Minnesota stands in a position to protect one fifth of the nation’s water supply by refusing to let Enbridge Inc. finalize construction on a “replacement” for its aging Line 3 pipeline. Line 3 transports diluted tar sands from Alberta province, Canada, to Superior, Wisconsin. Oil from this pipeline connects with another contested and degrading pipeline called Line 5 that carries its load under the Great Lakes to refineries in other parts of the United States.
Water Protectors in the #MakwaInitiative educate the public and ensure that Minnesota rejects this plan by protesting, taking direct action, participating in hearings, and holding cultural events. On January 12, three Water Protectors from #MakwaInitiative were arrested and held for six hours after locking themselves to the gates and doors of a Wells Fargo Bank in Duluth, Minnesota to heighten awareness of Line 3’s threat and the fact that Wells Fargo has still not divested from Enbridge and its projects.
The pipeline threatens Minnesota’s natural resources which include three of North America’s major watersheds, penetrates the heart of Ojibwe treaty lands, and endangers lakes and wild rice beds sacred to the Anishinabeg.
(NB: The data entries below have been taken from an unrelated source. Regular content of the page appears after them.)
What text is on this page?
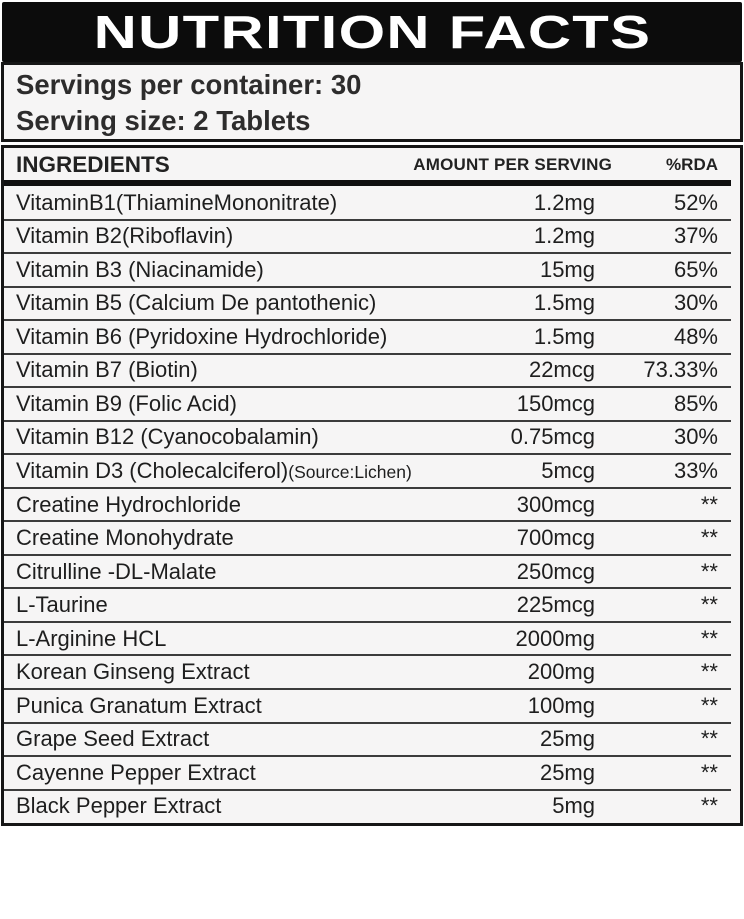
NUTRITION FACTS
Servings per container: 30
Serving size: 2 Tablets
INGREDIENTS	AMOUNT PER SERVING	%RDA
VitaminB1(ThiamineMononitrate)	1.2mg	52%
Vitamin B2(Riboflavin)	1.2mg	37%
Vitamin B3 (Niacinamide)	15mg	65%
Vitamin B5 (Calcium De pantothenic)	1.5mg	30%
Vitamin B6 (Pyridoxine Hydrochloride)	1.5mg	48%
Vitamin B7 (Biotin)	22mcg	73.33%
Vitamin B9 (Folic Acid)	150mcg	85%
Vitamin B12 (Cyanocobalamin)	0.75mcg	30%
Vitamin D3 (Cholecalciferol)(Source:Lichen)	5mcg	33%
Creatine Hydrochloride	300mcg	**
Creatine Monohydrate	700mcg	**
Citrulline -DL-Malate	250mcg	**
L-Taurine	225mcg	**
L-Arginine HCL	2000mg	**
Korean Ginseng Extract	200mg	**
Punica Granatum Extract	100mg	**
Grape Seed Extract	25mg	**
Cayenne Pepper Extract	25mg	**
Black Pepper Extract	5mg	**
It also will create an influx of large numbers of workers, often from out of state, who will descend on towns along the pipeline route creating “man camps.” With no connection to the community, workers get paid large sums of money and have little to do in their free time which attracts the drug trade and sex trafficking. Indigenous women are disproportionately at risk of being abducted, murdered, and trafficked in these situations.
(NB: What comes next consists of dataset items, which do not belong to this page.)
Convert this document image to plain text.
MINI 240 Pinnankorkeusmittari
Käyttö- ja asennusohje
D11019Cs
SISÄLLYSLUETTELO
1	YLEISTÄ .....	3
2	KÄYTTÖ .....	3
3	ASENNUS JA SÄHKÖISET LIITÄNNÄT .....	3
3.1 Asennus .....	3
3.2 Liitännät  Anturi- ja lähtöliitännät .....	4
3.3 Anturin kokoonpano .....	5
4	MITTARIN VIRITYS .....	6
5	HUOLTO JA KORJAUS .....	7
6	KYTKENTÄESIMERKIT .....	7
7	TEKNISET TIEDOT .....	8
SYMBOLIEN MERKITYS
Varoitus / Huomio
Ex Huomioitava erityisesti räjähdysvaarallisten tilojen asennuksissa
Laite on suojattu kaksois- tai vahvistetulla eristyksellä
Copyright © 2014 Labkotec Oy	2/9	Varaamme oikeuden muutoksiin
The “replacement” pipeline is, in reality, a NEW pipeline, larger than the original and running through a corridor that is many miles from its original corridor at some points. Enbridge plans to increase pipe diameter from 34 to 36 inches and pump twice the volume of oil through it, making it one of the largest crude oil pipelines on the continent, destined to carry up to 760,000 barrels per day. With a cost of $7.5 billion, Line 3 is the largest project in Enbridge’s history.
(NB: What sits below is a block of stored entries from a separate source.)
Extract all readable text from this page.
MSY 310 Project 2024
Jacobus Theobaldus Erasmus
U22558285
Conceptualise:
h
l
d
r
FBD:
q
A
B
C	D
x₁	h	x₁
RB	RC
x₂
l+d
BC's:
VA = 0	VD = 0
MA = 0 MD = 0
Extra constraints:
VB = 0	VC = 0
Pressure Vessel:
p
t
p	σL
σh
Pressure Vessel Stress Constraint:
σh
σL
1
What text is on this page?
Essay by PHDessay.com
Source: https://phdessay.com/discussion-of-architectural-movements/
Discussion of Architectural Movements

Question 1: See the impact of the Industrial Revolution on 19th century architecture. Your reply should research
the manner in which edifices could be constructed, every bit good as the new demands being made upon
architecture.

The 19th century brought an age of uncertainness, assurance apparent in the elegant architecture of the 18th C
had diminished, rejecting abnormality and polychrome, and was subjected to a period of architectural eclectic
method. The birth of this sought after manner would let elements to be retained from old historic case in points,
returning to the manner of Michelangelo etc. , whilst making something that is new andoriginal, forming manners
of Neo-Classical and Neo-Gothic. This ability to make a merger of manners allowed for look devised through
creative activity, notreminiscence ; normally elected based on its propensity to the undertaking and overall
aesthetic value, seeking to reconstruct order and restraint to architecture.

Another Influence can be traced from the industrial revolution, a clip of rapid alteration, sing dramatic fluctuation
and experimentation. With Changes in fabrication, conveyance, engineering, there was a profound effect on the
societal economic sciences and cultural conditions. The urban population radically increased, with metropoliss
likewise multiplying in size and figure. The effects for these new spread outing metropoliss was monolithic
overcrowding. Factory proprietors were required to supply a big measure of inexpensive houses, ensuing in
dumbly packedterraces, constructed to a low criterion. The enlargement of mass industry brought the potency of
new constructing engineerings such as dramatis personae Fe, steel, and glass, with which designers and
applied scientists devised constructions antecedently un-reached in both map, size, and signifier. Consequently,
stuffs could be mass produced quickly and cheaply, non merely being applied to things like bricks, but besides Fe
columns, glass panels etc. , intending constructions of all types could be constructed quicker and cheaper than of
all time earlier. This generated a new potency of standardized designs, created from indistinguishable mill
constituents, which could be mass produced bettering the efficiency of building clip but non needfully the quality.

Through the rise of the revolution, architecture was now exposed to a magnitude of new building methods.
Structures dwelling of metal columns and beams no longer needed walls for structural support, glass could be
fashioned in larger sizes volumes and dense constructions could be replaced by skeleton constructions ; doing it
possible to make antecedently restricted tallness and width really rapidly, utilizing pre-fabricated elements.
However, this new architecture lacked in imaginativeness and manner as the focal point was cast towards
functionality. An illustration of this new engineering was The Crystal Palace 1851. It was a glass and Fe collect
At this time, Enbridge estimates Line 3 currently has over 900 “integrity anomalies” leaking oil into the soil along its route. These will most likely go unaddressed if it is allowed to abandon Line 3. The original Line 3 is responsible for the largest inland oil spill in Grand Rapids, Michigan in March 1991, pumping 17 million gallons of oil into the Prairie River, a tributary of the Mississippi. This could have poisoned the drinking water of millions downstream if not for the frozen condition of the water. Line 3 was also the source of the Kalamazoo River Oil Spill in 2010, another one of the nation’s worst inland oil spills, pouring 1.1 million gallons of tar sands crude oil into that river. Despite Enbridge’s $1.2 billion attempt to mitigate it, damage still remains.
In April 2018, Minnesota will hear Enbridge’s case. This private corporation transporting oil for privately owned oil companies cannot get the right of eminent domain to violate treaties and take over property without owner consent while being treated as a public utility providing a public benefit.